Er, hasn’t it been established, by two extremely expensive teams of attack lawyers, that APIs themselves are not subject to copyright protection? In which case Thales can, at best, have their words describing that API replaced with someone else’s words describing that API.

By: Martin Bonner

Martin Bonner — Sun, 13 Jan 2013 10:15:41 +0000

Mark is correct. The current Thales finance HSMs are called “Payshield” but they are based on the HSMs from Long Crendon, rather than the nCipher product.

(Note that I’m sure that the current Thales HSMs have taken careful account of the research too. The problem is that everyone is trying to thread a path through a minefield formed by the standards.)

By: Mark Wooding

Mark Wooding — Sun, 13 Jan 2013 01:23:34 +0000

Finance HSMs are a rather different kind of thing from the HSMs used by certificate authorities, TLS accelerators or whatever. There’s an existing crazy mess of prescribed key roles and bits of cryptography made out of string, sellotape and single DES. The HSMs under discussion are ones which implement these unutterably grim standards.

Just to lay the irony on a bit thicker, Thales has directly benefitted from this research because nCipher took careful note of its analysis when designing their own payments-processing system (`payShield’).

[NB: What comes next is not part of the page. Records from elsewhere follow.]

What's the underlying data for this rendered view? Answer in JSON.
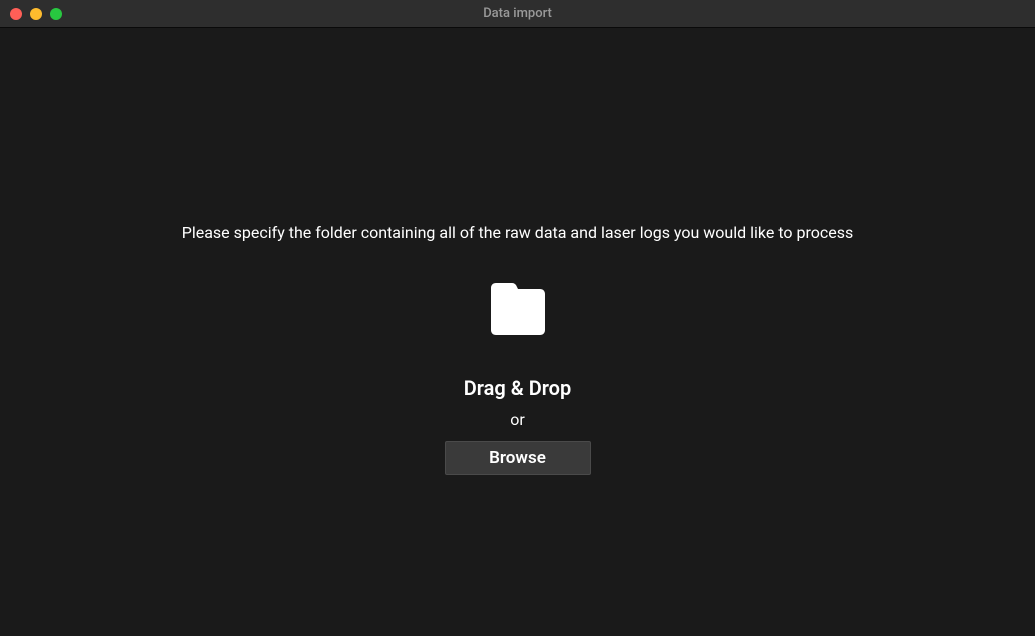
{
  "window": {
    "title": "Data import"
  },
  "main": {
    "instruction": "Please specify the folder containing all of the raw data and laser logs you would like to process",
    "dragDropLabel": "Drag & Drop",
    "orLabel": "or",
    "browseButtonLabel": "Browse"
  }
}
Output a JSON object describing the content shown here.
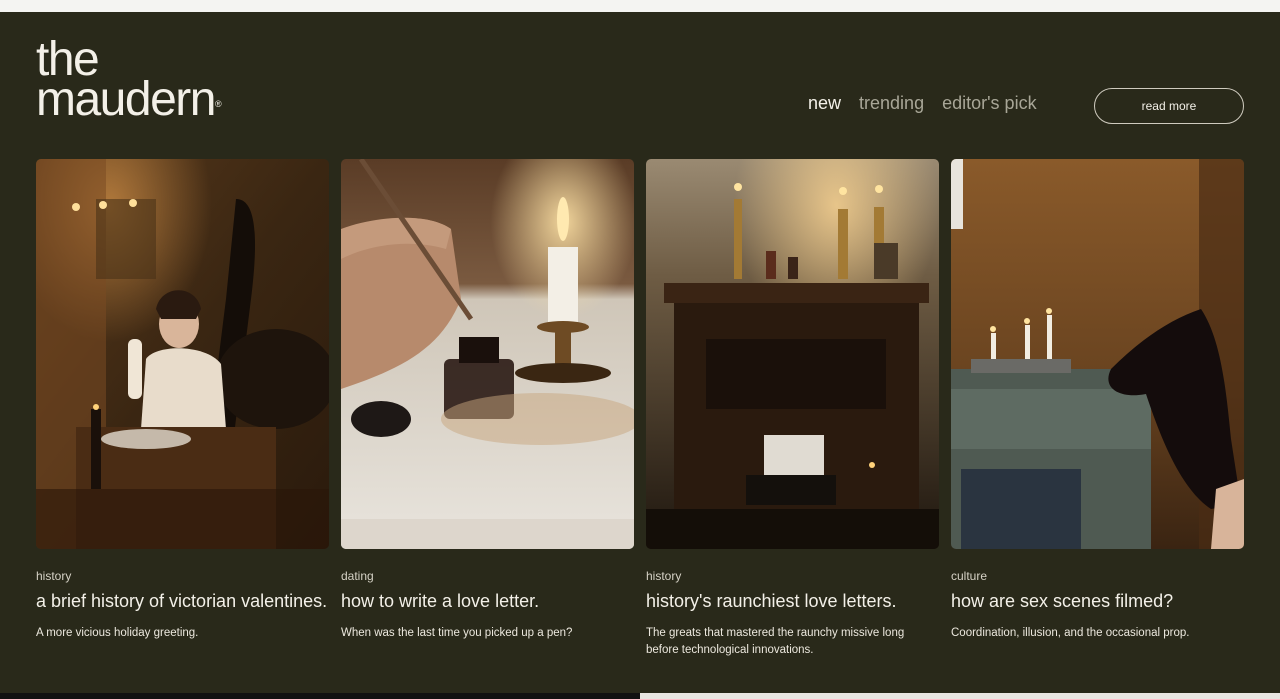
{
  "brand": {
    "line1": "the",
    "line2": "maudern",
    "mark": "®"
  },
  "nav": {
    "items": [
      {
        "label": "new"
      },
      {
        "label": "trending"
      },
      {
        "label": "editor's pick"
      }
    ],
    "cta": "read more"
  },
  "cards": [
    {
      "category": "history",
      "title": "a brief history of victorian valentines.",
      "description": "A more vicious holiday greeting."
    },
    {
      "category": "dating",
      "title": "how to write a love letter.",
      "description": "When was the last time you picked up a pen?"
    },
    {
      "category": "history",
      "title": "history's raunchiest love letters.",
      "description": "The greats that mastered the raunchy missive long before technological innovations."
    },
    {
      "category": "culture",
      "title": "how are sex scenes filmed?",
      "description": "Coordination, illusion, and the occasional prop."
    }
  ],
  "colors": {
    "background": "#29291a",
    "text": "#f3f0e8",
    "muted": "#a8a697"
  }
}
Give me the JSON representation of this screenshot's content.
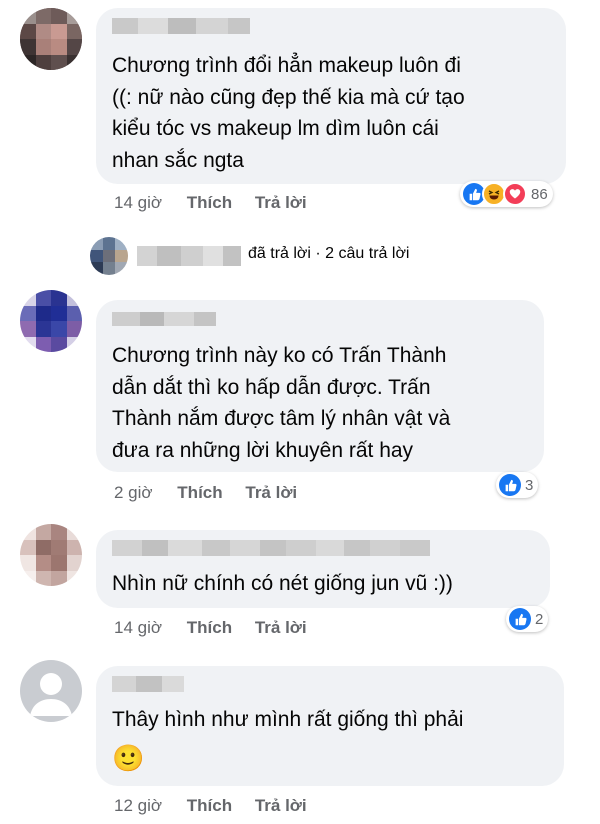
{
  "comments": [
    {
      "text_lines": [
        "Chương trình đổi hẳn makeup luôn đi",
        "((: nữ nào cũng đẹp thế kia mà cứ tạo",
        "kiểu tóc vs makeup lm dìm luôn cái",
        "nhan sắc ngta"
      ],
      "time": "14 giờ",
      "like_label": "Thích",
      "reply_label": "Trả lời",
      "reaction_icons": [
        "like-icon",
        "haha-icon",
        "love-icon"
      ],
      "reaction_count": "86"
    },
    {
      "text_lines": [
        "Chương trình này ko có Trấn Thành",
        "dẫn dắt thì ko hấp dẫn được. Trấn",
        "Thành nắm được tâm lý nhân vật và",
        "đưa ra những lời khuyên rất hay"
      ],
      "time": "2 giờ",
      "like_label": "Thích",
      "reply_label": "Trả lời",
      "reaction_icons": [
        "like-icon"
      ],
      "reaction_count": "3"
    },
    {
      "text_lines": [
        "Nhìn nữ chính có nét giống jun vũ :))"
      ],
      "time": "14 giờ",
      "like_label": "Thích",
      "reply_label": "Trả lời",
      "reaction_icons": [
        "like-icon"
      ],
      "reaction_count": "2"
    },
    {
      "text_lines": [
        "Thây hình như mình rất giống thì phải"
      ],
      "emoji": "🙂",
      "time": "12 giờ",
      "like_label": "Thích",
      "reply_label": "Trả lời"
    }
  ],
  "replies_summary": {
    "text": "đã trả lời · 2 câu trả lời"
  },
  "colors": {
    "bubble": "#f0f2f5",
    "meta_text": "#65676b",
    "like_blue": "#1877f2",
    "love_red": "#f33e58",
    "haha_yellow": "#f7b125"
  }
}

I’m pretty sure the Thales HSMx000 range is a descendent of the old Racal modules rather than being based on payShield — but I never was very good at keeping track of other groups’ products.

By: K

Sun, 13 Jan 2013 01:11:50 +0000

Thales’s HSM business used to be the Cambridge startup nCipher

It’s a bit more complicated than that. Before Thales bought nCipher, they already had their own line of HSMs and line encryptors and whatnot. The Zaxus (formerly Racal) 7000 is one of them.

It intrigues me as to why they’re doing this now given the material has been online for so long.

By: fatbloke

fatbloke — Sat, 12 Jan 2013 17:24:47 +0000

It’s slightly disingenuous to say that this is “yet more banking industry censorship”. Lots of industries & organisations use HSMs, not just banks. This has very little to actually do with banking.